La consultation a également relevé que les certificats verts ne permettaient pas de disposer d’un mix énergétique diversifié ; La consultation a aussi souligné que les technologies non matures devraient pouvoir bénéficier d’un mécanisme de soutien.

Notons que la CRE, dans sa réponse à la consultation nationale, a tenu à préciser que les dispositifs de soutien devaient répondre à deux objectifs fondamentaux :

  • Atteindre les objectifs politiques de développement des énergies renouvelables ;
  • Minimiser le coût des énergies renouvelables pour la société, notamment en restant transitoires.

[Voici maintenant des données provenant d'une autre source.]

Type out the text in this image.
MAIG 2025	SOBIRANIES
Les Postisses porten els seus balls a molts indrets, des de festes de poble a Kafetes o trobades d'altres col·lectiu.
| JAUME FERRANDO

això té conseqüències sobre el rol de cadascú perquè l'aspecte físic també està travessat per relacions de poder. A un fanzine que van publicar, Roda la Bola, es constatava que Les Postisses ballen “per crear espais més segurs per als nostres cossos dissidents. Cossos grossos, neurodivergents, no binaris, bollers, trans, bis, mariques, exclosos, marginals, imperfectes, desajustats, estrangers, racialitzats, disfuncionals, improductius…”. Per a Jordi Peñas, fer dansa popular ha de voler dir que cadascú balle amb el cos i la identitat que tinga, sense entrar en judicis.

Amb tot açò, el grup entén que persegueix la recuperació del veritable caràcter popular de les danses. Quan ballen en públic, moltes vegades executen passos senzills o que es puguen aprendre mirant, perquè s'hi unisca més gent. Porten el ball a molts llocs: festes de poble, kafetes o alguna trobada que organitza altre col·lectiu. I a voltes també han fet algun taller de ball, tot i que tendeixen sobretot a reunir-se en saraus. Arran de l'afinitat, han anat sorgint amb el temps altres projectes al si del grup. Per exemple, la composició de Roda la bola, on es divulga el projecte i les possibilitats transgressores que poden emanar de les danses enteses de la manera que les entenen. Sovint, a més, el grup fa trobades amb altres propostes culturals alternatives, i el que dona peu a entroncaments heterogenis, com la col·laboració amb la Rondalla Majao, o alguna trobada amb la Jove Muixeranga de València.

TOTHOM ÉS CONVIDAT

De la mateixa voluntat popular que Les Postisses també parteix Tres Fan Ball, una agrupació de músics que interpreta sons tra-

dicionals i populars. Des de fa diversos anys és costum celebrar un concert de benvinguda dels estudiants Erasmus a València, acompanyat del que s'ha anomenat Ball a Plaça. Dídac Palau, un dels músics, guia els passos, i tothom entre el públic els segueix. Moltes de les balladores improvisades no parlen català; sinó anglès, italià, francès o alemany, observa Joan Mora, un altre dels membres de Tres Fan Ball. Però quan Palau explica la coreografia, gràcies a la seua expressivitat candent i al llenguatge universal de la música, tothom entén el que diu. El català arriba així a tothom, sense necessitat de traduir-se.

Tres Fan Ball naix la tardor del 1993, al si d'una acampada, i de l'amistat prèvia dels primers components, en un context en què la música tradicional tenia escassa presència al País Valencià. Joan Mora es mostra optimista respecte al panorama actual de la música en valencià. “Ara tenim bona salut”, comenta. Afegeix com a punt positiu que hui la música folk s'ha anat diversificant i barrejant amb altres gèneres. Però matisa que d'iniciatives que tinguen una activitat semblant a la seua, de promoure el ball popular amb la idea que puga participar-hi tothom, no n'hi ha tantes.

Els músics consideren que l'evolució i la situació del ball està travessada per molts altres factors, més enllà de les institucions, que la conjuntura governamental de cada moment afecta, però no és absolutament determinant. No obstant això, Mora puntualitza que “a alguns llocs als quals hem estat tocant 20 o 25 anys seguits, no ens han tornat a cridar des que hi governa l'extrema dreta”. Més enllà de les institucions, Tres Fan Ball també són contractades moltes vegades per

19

Au regard de l’ensemble de ces éléments et des lignes directrices intervenues entre la consultation et sa restitution auxquelles la France est tenue de se conformer, l’évolution projetée des dispositifs de soutien envisagés par cette consultation nationale est le suivant : Un dispositif de vente sur le marché pour les installations de grande taille associée à une prime « ex post » ;

La vente sur le marché pourra se faire :

  • Soit sur les marchés ;
  • Soit aux travers de contrats bilatéraux par exemple avec des agrégateurs.

Les modalités de la prime ex post n’ont pas été définies par la restitution. Cette prime devra toutefois limiter l’incitation à produire en période de prix négatifs.

Ce système de vente de l’électricité directement sur les marchés ou au travers de contrats bilatéraux et le versement d’une prime ex post était la solution préférée par la CRE dans sa réponse sur la restitution. La CRE apprécie en effet que les autres mécanismes de soutien envisagés (prime ex ante ou marché de certificats verts transférant des risques plus grands aux producteurs).

  • Un système d’appel d’offres à partir du 1er janvier 2017 pour les installations de plus d’un MW. Précisons que la CRE a estimé dans sa réponse à la consultation nationale que la détermination du niveau de soutien par une procédure d’appel d’offre était une bonne solution car, d’une part, afin d’être désignés lauréats, le prix devant être le critère discriminant, les candidats devront demander un niveau de soutien raisonnable qui se rapprochera dès lors des coûts de production réels de la filière. D’autre part, l’appel d’offre permet de contrôler le développement des filières.
  • Le maintien des tarifs d’achat pour les installations d’une puissance inférieure à 500 kW, pour les projets de démonstration et, pour la filière éolienne, 3 MW ou à 3 unités de production.
  • Un soutien de l’innovation pour les installations non matures : Les projets de démonstration au sens du droit de l’Union européenne pourront être soutenus grâce à des aides l’innovation et aux investissements et de tarifs d’achat fixes de l’électricité produite. Ces aides pourront être conditionnées à des appels d’offres spécifiques aux technologies innovantes.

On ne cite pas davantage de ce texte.